Scarcerati e subito deportati in Sud Sudan i tre esponenti del Movimento di liberazione popolare del Nord-Sudan «Agar» (Splm-N Agar) arrestati nei giorni scorsi dalle autorità di Khartoum. Il numero 2 Yasir Arman, il segretario Ismail Jalab e il portavoce Mubarak Ardol erano appena rientrati dall’esilio per finalizzare gli accordi relativi al conflitto nel Sud Kordofan e nel Blue Nile. E sono parte integrante dell’ampia coalizione delle Forze per la libertà e il cambiamento (Fcc) che si oppone alla prospettiva di un governo militare di transizione in Sudan.

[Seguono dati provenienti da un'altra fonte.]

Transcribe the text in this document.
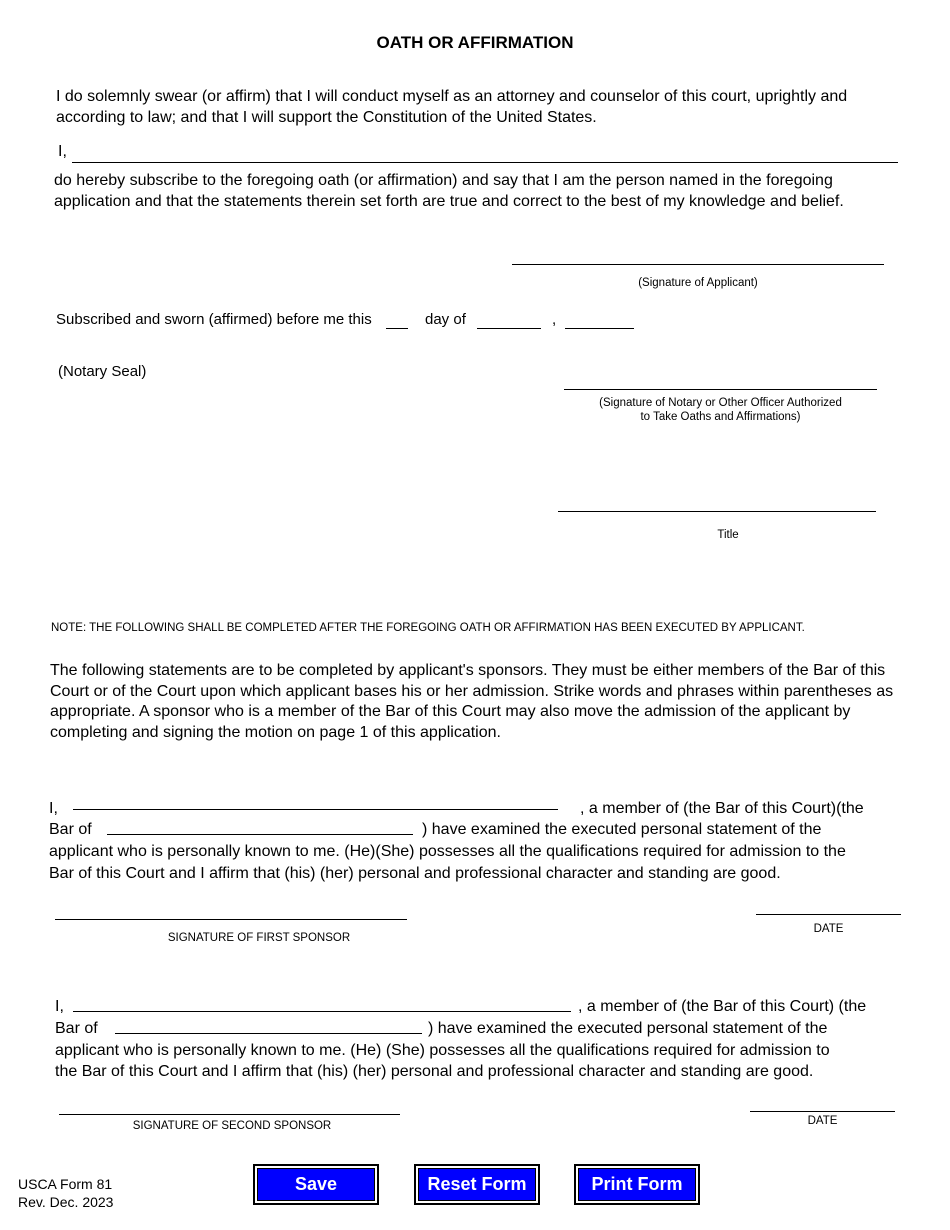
OATH OR AFFIRMATION
I do solemnly swear (or affirm) that I will conduct myself as an attorney and counselor of this court, uprightly and according to law; and that I will support the Constitution of the United States.
I,
do hereby subscribe to the foregoing oath (or affirmation) and say that I am the person named in the foregoing application and that the statements therein set forth are true and correct to the best of my knowledge and belief.
(Signature of Applicant)
Subscribed and sworn (affirmed) before me this	day of	,
(Notary Seal)
(Signature of Notary or Other Officer Authorized
to Take Oaths and Affirmations)
Title
NOTE: THE FOLLOWING SHALL BE COMPLETED AFTER THE FOREGOING OATH OR AFFIRMATION HAS BEEN EXECUTED BY APPLICANT.
The following statements are to be completed by applicant's sponsors. They must be either members of the Bar of this Court or of the Court upon which applicant bases his or her admission. Strike words and phrases within parentheses as appropriate. A sponsor who is a member of the Bar of this Court may also move the admission of the applicant by completing and signing the motion on page 1 of this application.
I,	, a member of (the Bar of this Court)(the
Bar of	) have examined the executed personal statement of the
applicant who is personally known to me. (He)(She) possesses all the qualifications required for admission to the
Bar of this Court and I affirm that (his) (her) personal and professional character and standing are good.
SIGNATURE OF FIRST SPONSOR
DATE
I,	, a member of (the Bar of this Court) (the
Bar of	) have examined the executed personal statement of the
applicant who is personally known to me. (He) (She) possesses all the qualifications required for admission to
the Bar of this Court and I affirm that (his) (her) personal and professional character and standing are good.
SIGNATURE OF SECOND SPONSOR	DATE
USCA Form 81
Rev. Dec. 2023
Save	Reset Form	Print Form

Ancor più dopo il massacro di manifestanti inermi compiuto lunedì scorso dalle Rapid Support Forces (Rsf), note in passato come «Janjaweed».

Agli oltre cento morti denunciati dalle opposizioni se ne sono aggiunti altri 4 domenica, primo giorno della «disobbedienza civile totale» e dello «sciopero generale a oltranza» proclamato dalla Associazione dei professionisti sudanesi (Spa), principale sigla della sollevazione iniziata sei mesi fa e culminata con la rimozione di Omar al Bashir in aprile, per rispondere alla mano dura adottata dal Consiglio militare di transizione (Tmc) e senza esporre i manifestanti al rischio di nuove mattanze.

«Questa nuova fase terminerà solo quando un governo civile verrà annunciato alla tv di stato», recita una nota dell’alleanza anti generali. Ieri ancora strade deserte, mercati, banche, negozi, tutto chiuso. Anche l’aeroporto ha funzionato a singhiozzo e non sono mancati arresti e intimidazioni contro i lavoratori in sciopero.